6) Duo (Improv) 2017 – Anthony Braxton and Eugene Chadbourne
A meeting of two iconoclasts and friends for many decades, this album finds Braxton linking up with legendary genre-obliterating guitarist and string player Eugene Chadbourne for roughly eight hours of duo improvisation, with Braxton on sax and Chadbourne on various guitars and banjos. Operating somewhere in the wide territory of Appalachian folk guitar, American Primitive performance (à la John Fahey), and mutated, “rock”-adjacent free improv, Chadbourne was, according to legend, persuaded by Braxton to seriously pursue music when he was on the cusp of switching his main focus from music to journalism in the 1970s. The telepathic interplay between Braxton and Chadbourne in these sessions is nothing short of spellbinding, illustrating the depths to which both artists have explored in the style of free improv, and the language they so easily latch into when put in the same room together. Though there are plenty of moments in which the two of them roar into full assault mode, deluging us with continual streams of notes meant to overwhelm our senses, the most common baseline they occupy here is one of open space and careful listening to each other. Braxton deftly switches between barked, guttural phrases on the low end of the sax’s range to his typically raucous, squealed upper register.

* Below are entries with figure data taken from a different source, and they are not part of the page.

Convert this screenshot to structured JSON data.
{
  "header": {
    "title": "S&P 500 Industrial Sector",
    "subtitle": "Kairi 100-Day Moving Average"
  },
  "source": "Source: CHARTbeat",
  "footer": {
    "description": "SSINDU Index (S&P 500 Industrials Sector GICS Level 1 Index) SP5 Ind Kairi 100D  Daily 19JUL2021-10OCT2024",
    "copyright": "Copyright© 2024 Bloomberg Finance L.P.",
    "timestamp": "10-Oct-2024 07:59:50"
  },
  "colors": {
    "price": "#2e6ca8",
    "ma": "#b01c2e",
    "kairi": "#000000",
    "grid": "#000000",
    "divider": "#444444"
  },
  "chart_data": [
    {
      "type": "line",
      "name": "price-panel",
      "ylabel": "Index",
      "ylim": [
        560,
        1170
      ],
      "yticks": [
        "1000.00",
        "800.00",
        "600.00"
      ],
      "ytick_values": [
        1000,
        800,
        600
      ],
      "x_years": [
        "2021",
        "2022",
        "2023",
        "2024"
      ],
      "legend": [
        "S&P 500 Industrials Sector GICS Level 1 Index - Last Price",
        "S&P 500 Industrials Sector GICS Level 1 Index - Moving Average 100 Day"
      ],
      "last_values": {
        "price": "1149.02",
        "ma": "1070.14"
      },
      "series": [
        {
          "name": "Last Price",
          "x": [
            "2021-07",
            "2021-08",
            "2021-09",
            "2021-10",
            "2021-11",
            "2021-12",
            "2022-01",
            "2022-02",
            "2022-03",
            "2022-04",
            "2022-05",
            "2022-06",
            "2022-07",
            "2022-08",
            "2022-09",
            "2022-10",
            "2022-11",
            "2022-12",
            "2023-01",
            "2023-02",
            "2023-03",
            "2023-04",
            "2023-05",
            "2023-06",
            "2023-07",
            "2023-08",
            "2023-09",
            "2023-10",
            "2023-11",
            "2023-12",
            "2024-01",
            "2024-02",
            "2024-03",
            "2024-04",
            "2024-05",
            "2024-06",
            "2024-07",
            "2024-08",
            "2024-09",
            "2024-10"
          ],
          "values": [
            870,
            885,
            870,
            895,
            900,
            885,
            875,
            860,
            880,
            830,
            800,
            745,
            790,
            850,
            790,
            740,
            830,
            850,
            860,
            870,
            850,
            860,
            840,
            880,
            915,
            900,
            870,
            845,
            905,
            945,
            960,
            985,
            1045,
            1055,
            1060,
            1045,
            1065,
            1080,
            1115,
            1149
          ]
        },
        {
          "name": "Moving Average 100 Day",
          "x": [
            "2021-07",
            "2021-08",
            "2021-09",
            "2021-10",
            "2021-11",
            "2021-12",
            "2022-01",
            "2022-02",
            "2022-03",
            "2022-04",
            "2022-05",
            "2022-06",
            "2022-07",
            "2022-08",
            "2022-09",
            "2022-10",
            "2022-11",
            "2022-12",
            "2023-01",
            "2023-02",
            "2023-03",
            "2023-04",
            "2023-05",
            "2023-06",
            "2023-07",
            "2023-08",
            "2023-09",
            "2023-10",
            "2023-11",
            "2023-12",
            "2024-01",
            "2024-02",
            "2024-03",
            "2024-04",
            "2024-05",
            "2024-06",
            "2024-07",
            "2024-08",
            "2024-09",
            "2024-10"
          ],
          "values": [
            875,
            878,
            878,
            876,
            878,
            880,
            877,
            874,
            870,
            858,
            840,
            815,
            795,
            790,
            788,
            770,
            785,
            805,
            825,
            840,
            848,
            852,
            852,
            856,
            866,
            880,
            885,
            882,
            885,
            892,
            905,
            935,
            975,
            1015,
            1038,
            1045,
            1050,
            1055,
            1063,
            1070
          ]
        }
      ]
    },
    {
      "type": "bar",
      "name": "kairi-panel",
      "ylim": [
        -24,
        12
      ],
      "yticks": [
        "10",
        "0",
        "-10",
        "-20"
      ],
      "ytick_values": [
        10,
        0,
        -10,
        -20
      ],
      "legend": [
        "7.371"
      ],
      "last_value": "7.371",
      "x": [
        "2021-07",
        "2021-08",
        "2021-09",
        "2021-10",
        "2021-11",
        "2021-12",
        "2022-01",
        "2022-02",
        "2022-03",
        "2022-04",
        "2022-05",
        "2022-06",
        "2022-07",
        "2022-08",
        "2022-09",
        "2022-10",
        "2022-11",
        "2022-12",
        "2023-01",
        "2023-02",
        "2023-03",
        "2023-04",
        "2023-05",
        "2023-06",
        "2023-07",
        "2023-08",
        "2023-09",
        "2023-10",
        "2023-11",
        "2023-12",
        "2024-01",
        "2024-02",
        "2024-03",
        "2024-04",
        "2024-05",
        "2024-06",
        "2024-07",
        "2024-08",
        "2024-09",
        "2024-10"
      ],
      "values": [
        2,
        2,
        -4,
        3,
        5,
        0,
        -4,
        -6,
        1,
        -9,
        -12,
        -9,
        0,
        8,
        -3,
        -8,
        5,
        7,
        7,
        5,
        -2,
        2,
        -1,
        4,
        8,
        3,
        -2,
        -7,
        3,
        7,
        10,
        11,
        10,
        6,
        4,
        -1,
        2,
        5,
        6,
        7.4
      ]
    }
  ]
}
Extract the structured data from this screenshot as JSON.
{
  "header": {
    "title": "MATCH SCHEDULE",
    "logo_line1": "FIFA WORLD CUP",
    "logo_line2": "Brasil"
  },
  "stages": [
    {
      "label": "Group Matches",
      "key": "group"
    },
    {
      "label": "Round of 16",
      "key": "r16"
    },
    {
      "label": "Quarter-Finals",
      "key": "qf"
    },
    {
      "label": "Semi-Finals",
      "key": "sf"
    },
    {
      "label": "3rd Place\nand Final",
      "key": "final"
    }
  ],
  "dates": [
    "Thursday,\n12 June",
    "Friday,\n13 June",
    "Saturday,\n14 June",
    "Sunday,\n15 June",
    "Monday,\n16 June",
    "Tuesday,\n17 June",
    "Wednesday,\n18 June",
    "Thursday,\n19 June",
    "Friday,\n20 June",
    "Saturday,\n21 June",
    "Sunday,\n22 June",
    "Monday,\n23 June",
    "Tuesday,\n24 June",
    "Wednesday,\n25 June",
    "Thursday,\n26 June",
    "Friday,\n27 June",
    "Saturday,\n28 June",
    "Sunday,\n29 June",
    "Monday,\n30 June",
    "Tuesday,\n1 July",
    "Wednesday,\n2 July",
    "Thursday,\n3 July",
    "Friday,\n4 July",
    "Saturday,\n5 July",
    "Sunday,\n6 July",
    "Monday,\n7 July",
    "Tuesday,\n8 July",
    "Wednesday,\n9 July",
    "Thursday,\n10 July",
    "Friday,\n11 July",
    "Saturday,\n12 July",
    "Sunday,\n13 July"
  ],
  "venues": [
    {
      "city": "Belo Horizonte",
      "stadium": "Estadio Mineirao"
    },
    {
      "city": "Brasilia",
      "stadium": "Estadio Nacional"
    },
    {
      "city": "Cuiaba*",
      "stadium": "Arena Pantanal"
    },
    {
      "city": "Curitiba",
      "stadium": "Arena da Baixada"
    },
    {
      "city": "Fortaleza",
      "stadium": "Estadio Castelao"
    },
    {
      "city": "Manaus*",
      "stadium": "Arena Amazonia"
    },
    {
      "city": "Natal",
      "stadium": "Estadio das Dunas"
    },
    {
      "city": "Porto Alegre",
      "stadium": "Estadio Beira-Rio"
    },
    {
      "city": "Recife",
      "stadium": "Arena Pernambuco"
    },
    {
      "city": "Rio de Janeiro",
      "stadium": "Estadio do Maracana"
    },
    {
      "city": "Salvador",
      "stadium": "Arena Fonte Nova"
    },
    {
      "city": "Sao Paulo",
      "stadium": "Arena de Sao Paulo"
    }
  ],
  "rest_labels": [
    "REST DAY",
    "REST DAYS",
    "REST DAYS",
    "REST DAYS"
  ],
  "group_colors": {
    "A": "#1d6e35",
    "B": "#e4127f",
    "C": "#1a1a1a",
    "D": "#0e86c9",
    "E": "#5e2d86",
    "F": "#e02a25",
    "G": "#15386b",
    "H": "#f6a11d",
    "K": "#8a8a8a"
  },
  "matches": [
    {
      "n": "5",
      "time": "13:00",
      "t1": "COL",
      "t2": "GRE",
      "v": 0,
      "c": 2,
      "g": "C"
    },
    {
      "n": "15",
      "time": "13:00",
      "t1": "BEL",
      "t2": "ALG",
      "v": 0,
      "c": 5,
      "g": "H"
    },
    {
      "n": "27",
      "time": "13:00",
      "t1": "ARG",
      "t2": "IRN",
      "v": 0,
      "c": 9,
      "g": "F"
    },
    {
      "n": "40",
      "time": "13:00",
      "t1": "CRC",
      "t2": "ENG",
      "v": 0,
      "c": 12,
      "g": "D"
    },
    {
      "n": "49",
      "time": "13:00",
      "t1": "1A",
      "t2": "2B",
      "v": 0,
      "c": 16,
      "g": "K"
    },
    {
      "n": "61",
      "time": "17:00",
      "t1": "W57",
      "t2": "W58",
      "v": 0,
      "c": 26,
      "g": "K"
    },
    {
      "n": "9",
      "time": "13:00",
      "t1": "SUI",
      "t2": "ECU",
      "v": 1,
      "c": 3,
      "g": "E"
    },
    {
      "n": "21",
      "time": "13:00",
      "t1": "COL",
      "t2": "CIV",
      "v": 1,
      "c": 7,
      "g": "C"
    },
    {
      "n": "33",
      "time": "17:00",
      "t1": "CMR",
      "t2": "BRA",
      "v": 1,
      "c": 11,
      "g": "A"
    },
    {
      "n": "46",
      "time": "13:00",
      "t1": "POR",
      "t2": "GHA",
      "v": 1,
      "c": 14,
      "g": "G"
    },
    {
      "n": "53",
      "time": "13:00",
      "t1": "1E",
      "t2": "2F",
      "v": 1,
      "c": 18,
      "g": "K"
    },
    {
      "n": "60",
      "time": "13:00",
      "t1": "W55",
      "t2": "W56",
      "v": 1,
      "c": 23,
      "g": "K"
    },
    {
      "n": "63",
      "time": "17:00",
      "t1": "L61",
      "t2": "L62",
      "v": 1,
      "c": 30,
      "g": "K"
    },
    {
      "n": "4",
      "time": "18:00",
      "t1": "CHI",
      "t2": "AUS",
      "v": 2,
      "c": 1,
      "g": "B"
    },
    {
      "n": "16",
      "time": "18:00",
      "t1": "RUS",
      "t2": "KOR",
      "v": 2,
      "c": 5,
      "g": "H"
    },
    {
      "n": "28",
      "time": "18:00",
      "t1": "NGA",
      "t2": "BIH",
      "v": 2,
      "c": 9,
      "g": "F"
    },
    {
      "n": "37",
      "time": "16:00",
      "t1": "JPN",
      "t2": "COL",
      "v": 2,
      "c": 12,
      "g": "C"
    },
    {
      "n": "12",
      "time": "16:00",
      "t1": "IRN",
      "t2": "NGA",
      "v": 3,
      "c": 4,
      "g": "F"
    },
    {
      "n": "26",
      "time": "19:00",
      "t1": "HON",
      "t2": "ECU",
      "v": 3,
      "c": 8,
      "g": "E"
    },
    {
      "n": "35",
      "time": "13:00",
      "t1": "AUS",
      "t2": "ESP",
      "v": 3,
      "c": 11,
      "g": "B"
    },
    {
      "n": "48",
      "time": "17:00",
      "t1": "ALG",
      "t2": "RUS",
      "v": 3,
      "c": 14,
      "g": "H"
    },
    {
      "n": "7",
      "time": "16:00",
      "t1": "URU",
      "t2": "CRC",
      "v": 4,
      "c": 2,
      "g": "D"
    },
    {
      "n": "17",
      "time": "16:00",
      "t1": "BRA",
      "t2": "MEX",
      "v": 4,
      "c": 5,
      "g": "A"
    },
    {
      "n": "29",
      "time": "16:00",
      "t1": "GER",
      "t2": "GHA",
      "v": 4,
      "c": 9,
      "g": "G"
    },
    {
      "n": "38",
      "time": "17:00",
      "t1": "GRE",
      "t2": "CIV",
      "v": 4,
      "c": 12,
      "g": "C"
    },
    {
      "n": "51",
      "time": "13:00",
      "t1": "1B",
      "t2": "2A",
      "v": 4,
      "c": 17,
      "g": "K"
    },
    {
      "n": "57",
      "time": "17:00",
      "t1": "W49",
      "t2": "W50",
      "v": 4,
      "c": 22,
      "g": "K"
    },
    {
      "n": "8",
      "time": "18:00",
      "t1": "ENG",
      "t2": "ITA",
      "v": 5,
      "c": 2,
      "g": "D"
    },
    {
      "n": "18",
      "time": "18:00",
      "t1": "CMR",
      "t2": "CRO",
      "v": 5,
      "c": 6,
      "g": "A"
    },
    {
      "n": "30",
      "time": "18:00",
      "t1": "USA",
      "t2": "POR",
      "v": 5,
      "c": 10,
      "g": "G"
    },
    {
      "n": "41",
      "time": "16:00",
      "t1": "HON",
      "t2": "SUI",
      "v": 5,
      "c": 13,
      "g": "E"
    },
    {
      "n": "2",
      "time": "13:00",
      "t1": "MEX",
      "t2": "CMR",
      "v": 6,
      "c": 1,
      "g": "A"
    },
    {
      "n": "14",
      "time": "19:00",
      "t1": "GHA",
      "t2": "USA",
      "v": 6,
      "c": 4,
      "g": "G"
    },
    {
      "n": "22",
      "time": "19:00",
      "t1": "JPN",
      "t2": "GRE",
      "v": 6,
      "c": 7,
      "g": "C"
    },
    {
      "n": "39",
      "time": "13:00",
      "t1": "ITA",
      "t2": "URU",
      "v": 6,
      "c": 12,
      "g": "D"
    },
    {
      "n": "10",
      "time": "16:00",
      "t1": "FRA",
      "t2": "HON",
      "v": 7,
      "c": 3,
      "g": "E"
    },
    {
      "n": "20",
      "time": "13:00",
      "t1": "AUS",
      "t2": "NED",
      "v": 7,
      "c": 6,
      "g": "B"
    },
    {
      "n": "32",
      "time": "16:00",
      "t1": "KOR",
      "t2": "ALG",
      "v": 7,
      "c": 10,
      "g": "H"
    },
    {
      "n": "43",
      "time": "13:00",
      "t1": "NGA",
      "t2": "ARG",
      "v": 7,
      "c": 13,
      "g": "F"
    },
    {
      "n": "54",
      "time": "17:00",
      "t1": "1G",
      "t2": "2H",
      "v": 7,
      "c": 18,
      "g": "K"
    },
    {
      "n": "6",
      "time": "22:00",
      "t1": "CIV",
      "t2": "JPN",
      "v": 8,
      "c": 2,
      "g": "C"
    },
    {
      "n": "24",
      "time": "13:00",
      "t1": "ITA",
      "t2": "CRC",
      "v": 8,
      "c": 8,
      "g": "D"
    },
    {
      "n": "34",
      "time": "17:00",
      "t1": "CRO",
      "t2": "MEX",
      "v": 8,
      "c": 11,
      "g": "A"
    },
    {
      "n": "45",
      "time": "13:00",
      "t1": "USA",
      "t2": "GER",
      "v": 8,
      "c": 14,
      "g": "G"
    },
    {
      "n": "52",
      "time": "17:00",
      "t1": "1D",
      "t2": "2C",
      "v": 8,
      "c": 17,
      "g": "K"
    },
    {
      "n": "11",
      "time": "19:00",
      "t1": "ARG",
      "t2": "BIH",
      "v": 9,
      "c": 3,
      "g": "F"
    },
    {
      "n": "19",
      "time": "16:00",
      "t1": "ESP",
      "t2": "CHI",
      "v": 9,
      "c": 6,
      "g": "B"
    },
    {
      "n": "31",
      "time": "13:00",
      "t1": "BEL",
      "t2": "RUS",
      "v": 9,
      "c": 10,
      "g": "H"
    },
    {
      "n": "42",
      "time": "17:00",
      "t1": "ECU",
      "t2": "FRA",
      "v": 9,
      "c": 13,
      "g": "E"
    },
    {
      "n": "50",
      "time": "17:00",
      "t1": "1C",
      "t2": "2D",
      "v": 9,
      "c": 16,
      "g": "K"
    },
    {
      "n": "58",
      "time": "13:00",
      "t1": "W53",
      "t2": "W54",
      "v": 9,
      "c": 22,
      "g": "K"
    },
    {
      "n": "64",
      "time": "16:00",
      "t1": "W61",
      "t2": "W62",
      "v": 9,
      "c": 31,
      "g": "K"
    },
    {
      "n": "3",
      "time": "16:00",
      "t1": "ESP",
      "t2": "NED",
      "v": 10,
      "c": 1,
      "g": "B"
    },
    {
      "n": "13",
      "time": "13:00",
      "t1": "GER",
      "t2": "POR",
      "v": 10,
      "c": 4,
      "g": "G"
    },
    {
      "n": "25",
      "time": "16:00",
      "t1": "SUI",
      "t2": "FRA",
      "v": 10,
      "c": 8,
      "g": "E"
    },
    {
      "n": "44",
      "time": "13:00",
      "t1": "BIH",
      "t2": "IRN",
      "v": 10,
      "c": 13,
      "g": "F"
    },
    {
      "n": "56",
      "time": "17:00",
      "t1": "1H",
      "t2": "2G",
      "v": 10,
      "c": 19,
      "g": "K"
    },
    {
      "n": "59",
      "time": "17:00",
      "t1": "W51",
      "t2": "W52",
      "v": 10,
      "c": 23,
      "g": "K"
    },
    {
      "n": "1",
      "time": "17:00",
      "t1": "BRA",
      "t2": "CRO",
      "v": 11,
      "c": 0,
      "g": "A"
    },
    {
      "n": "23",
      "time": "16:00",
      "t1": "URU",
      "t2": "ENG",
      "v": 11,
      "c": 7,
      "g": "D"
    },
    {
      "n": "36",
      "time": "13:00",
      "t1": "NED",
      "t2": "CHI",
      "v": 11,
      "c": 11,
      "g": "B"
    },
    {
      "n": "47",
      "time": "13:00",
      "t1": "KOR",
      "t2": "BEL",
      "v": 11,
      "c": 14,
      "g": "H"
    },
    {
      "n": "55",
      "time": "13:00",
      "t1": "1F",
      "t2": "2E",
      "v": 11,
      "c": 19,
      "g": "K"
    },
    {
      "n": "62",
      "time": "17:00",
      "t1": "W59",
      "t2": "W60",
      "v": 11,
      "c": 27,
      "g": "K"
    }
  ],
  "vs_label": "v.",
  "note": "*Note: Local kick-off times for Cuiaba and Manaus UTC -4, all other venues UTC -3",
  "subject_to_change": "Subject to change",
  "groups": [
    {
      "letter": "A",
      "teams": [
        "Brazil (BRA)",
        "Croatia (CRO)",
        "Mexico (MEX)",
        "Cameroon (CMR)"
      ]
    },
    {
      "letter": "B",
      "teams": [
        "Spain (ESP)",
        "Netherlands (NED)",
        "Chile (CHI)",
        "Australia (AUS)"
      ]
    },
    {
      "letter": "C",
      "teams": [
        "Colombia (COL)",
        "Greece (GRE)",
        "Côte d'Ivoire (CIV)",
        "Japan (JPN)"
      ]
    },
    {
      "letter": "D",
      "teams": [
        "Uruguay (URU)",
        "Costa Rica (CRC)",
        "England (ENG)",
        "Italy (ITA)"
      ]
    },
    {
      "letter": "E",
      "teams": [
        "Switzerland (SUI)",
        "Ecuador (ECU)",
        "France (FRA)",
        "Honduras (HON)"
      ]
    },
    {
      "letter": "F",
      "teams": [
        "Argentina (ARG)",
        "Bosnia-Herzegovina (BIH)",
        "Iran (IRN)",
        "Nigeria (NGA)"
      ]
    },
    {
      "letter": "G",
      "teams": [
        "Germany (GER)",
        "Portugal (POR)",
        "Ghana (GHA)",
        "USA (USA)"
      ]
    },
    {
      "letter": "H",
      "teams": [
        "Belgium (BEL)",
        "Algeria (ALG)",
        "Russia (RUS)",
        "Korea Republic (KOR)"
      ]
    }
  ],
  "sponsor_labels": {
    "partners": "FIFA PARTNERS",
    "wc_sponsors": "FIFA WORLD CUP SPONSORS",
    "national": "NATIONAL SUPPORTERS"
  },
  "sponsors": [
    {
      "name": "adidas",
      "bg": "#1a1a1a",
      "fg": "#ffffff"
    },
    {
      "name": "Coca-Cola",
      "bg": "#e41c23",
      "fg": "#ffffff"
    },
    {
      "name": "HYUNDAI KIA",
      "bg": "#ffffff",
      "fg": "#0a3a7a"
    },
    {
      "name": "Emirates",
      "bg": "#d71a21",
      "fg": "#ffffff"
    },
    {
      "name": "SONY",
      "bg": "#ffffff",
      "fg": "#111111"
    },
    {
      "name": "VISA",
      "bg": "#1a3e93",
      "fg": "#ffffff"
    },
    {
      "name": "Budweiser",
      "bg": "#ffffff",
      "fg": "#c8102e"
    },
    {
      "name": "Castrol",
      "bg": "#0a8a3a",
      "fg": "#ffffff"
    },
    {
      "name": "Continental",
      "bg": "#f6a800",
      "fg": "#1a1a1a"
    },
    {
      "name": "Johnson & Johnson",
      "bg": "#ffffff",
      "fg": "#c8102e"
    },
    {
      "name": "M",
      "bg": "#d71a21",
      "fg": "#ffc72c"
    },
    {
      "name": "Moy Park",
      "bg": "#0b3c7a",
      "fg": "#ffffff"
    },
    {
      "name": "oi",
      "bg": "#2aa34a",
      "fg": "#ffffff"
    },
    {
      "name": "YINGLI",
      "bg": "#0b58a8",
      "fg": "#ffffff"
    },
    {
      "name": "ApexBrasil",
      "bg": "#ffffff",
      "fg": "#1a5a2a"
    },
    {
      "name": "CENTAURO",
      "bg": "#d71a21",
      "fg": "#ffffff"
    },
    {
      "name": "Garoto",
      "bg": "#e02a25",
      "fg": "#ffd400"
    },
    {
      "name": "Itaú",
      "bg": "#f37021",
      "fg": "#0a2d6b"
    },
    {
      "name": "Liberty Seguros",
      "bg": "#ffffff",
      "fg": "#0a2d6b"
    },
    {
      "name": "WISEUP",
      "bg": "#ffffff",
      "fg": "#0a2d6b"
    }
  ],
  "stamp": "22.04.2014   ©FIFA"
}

Chadbourne demonstrates his comfort on the guitar in virtually any tonality or rhythmic framework as he shifts between steadily chugging, finger-picked phrases that sound like corrupted back-porch folk music, to squalls of fast fretwork that fall off the deep end into sheer mania. Chadbourne essentially plays the wild-card here as he switches from instrument to instrument, cycling from the acoustic twang of the banjo to the long, throbbing sustain of the baritone electric guitar, to the textural scrape of the prepared guitar with its frets loaded with bits of metal and wood. This opens up a fascinating context in which Braxton plays the role of the straighter, more regimented player in the duo, “limited” to the vocabulary of solo sax performance – though of course, in Braxton’s hands, the solo saxophone contains an entire universe.